2 George was the youngest of the eight Vanderbilt children. He enjoyed being left to himself to read and study. He'd traveled widely and was free to accompany his mother to enjoy the fresh mountain air.
3 He enjoyed walking over the rolling hills. One day, he stood upon an open hilltop and thought it would be a fine place to build a home.
4 At that time, the land had been farmed until the ground was very poor. George had a friend buy up large tracts of land, eventually totaling about 125,000 acres. He knew that if he tried to purchase it himself, people would see the Vanderbilt name and increase the price.
5 He hired Richard Morris Hunt as the architect for the house he wanted to build. He also hired Frederick Law Olmstead to design the landscape. Olmstead had designed Central Park in New York City, and this project, which became known as the Biltmore project, would be his last.
6 Vanderbilt and Hunt traveled through Europe, searching for a style for the house. They eventually decided to use the style of the French Renaissance.

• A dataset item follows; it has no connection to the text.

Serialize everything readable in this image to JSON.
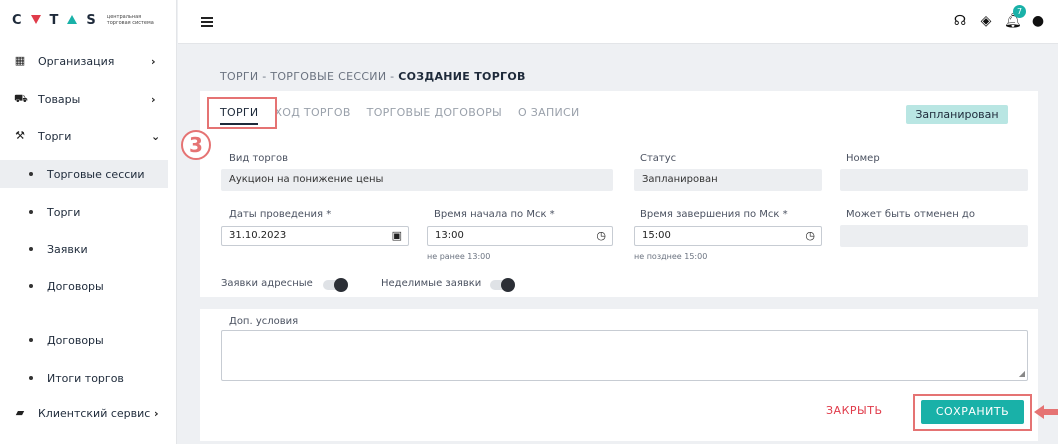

7 It took more than six years, but the house was finally completed. Even today, it is the largest privately-owned home in the United States. There are at least 250 rooms on four floors that cover a total of four acres.
8 Since the home was built far from large industrial centers, many things like bricks were made on site. Some of the stone was quarried nearby.
9 George Vanderbilt was determined to improve both the land of his estate and the lives of those who worked for him there. He believed in using scientific methods to improve the land and crop yields. He invested money in top quality farm animals. He also had much of the land reforested and managed the new forests for the optimal health of the trees and the land.